Alfred Gusenbauer müsste wissen, was er zu tun hat. Dazu bedürfte es der Selbstreflexion.

Innsbruck (OTS) - Eigentlich sollte sich die SPÖ nicht von Alfred Gusenbauer trennen müssen. Er selbst hätte der Partei Adieu zu sagen.

Alfred Gusenbauer war für viele Genossen Hoffnungsträger, als er die Partei übernahm. Ein g’standener Sozi gehe nun wieder voran, ein Ideologiefester, einer mit Wurzeln. Viele waren rasch enttäuscht ob seines Wirkens. Dass ihm teure Rotweine lieber waren als das „übliche Gesudere“ von Funktionären, missfiel.
Gusenbauer ist längst nicht mehr SPÖ-Chef, Sozialdemokraten erzürnt er mehr denn je.
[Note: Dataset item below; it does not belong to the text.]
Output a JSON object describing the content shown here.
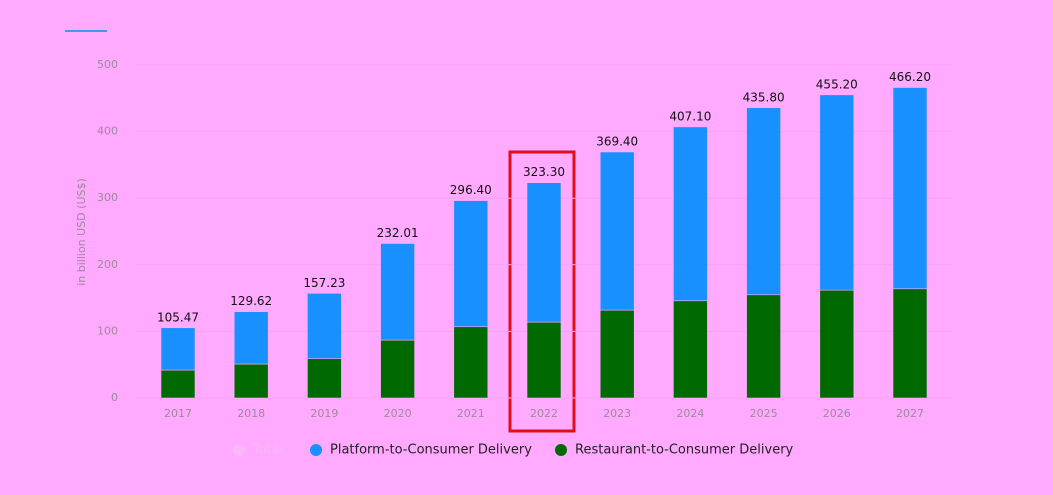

Grund für den Ingrimm: Tal Silberstein, den Gusenbauer in zwei Wahlkämpfen zu Rate gezogen hatte, und mit dem er geschäftlich verbandelt ist, wurde verhaftet. In eine Bestechungsaffäre soll er verwickelt sein. Der Geldwäsche wird er verdächtigt. Es geht um Diamanten, Gold, Grundstücksspekulationen. Christian Kern, dem Silberstein ebenfalls Kampagnen-Ezzes gab, hat sich von diesem losgesagt. Die Sache ist für die SPÖ deshalb nicht ausgestanden. Logisch in einem Wahlkampf; da lauert die Polit-Konkurrenz auf alles, das ihr nützen könnte. Logisch, dass nicht nur sie die Roten zeiht, einen in ihren Reihen zu haben, der so gar nicht dem entspricht, was gepredigt wird. Gusenbauer ist ja nicht einfaches Parteimitglied; er präsidiert die SPÖ-Bildungsakademie und ist Vize der Sozialistischen Internationale. Kern traut sich wohl nicht, zu sagen: „Alfred, es reicht!“ – und ihn seiner Parteifunktionen zu entheben. Das sollte auch nicht nötig sein. Gusenbauer müsste wissen, was er zu tun hat. Dazu bedürfte es der Sebstreflexion. An der mangelt es ihm gewaltig. Als mediales Opfer sieht er sich, „Kesseltreiben“ ortet er. Und befindet: „Ich bin ein gesetzestreuer, österreichischer Kaufmann und Steuerzahler – und leiste, wo ich kann, meinen Beitrag für die Sozialdemokratie.“ Seine Leistung: Er trägt zu deren Abstieg bei.